Discrete vs. Relational Content Modeling

By Deane Barker 3 min read
Author Description

Content modeling “inside” a single content object is generally quite simple. What’s trickier is content modeling between multiple content objects.

AI Summary

This post explores the differences between discrete and relational content modeling, highlighting how each approach affects content organization and management. The author provides insights into when to use each model and their implications for content strategy and architectural decisions in digital environments.

I was in Boston on business a couple of weeks ago, and one of the things I did for fun was take the train to Cambridge and walk around the campus of Harvard University. Call me a total dork, but it was amazing to actually be there.

(Did you know Harvard has a $26 billion endowment? At, say, eight percent interest, they could give all their students free tuition, and they’d still have to spend over $2 billion a year just to break even.)

The trip must have got me in a scholarly mood, because on the way back to Boston, I got to thinking about content modeling. And since I was in such an academic frame of mind, I made up two new terms:

  1. Discrete content modeling

  2. Relational content modeling

(Just checked Google. There are no hits for the first phrase, and a single hit for the second. I rule. Anyway…)

Discrete content modeling means simply, the ability for you to model a self-contained piece of content. So, if you decide that your news article needs properties for title, subtitle, author, summary, body, etc., then you’ve discretely modeled this piece of content. You’ve defined the information that the content item carries within itself.

Some content management systems are better at this than others. At the risk of beating a dead horse, I refer back to my comments on open and closed content management. If your system only cares about a “page,” then it gets tough to model anything beyond, well, a page.

Relational content modeling is a little more complex and it’s what sets systems apart in my mind. It refers to the modeling of a piece of content in relation to other content in the system. So it’s how a content item refers to content “outside” of itself.

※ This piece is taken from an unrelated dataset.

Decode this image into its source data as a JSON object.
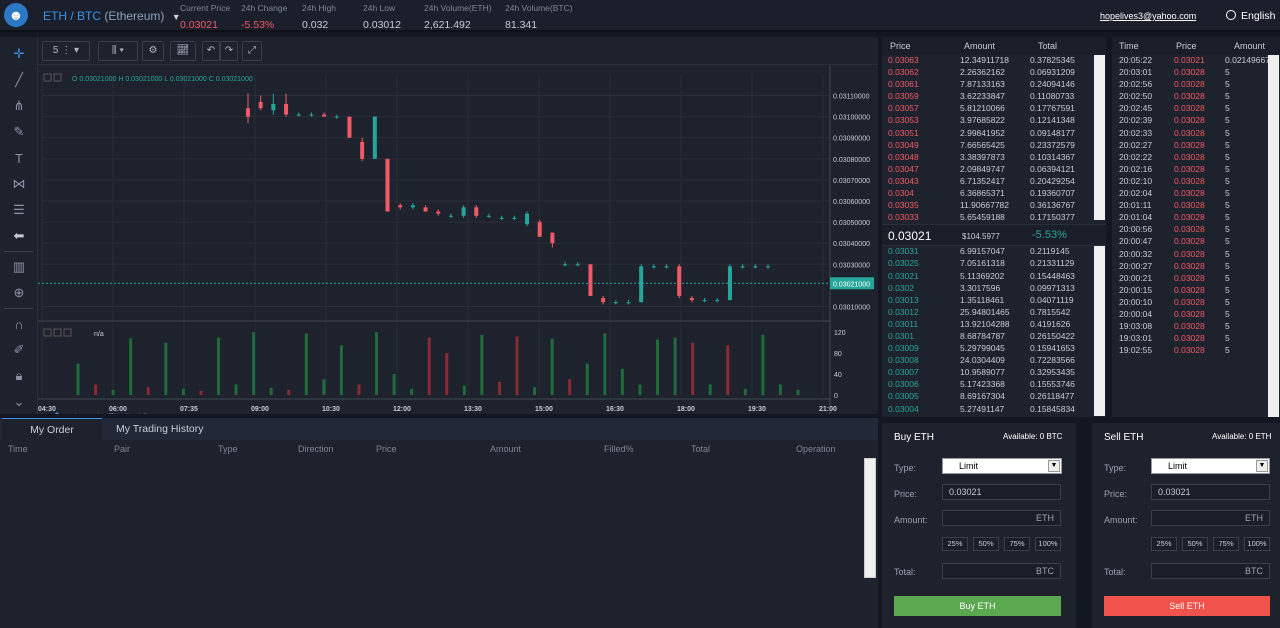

Referring back to our news article example from above, let’s say that our “author” property wasn’t just a string of text, but was instead a reference to another object. In relational database terms, this is a foreign key relationship between tables. By setting up this reference, you’ve modeled this content item relationally.

This is where a lot of content management systems run into trouble, because relational modeling can be tricky to do. It’s tough from an interface perspective, as we talked about in-depth a few weeks ago.

Additionally, it gets complicated since you need to maintain referential integrity between content items – when the author to which you refer gets deleted, you need to make sure your news article gets updated. (Yes, this is easy in a standard relational database, but how many content management repositories are flat tables like that?)

eZ publish does relational modeling really, really well. I touch on this briefly in the screencast on eZ that I did for Packt last year. Essentially, you can state that a property of an object is (1) a reference to another object, or (2) a reference to multiple other objects. Additionally, you can specify what type of objects can be linked, and from what branch of the content tree they can come from. Short of a custom relational database, this is the best I’ve ever seen relational modeling executed.

Also, the template code to get at the relations is fantastic. The properties on the original object are seamless references to the other objects. Like this:

{$article.author.first_name} {$article.author.last_name}

Now, if your CMS has a content tree, you can fake up a limited amount of relational modeling. For instance, you could add an “author” object as a child of a news article. Then you just treat any author object found under an article object as the author of that article. This gives you a separate author object, but that’s about it – you have to have multiple authors under multiple articles, so it’s really limited. But it’s something, if you have no other options.

I realized recently that the ability to model content well is really the first thing I look for in a CMS. But it’s important to realize that discrete and relational model are two different things, and most systems are much better at the former than a latter (especially XML-ish systems – XML representations of content tend to be very discrete).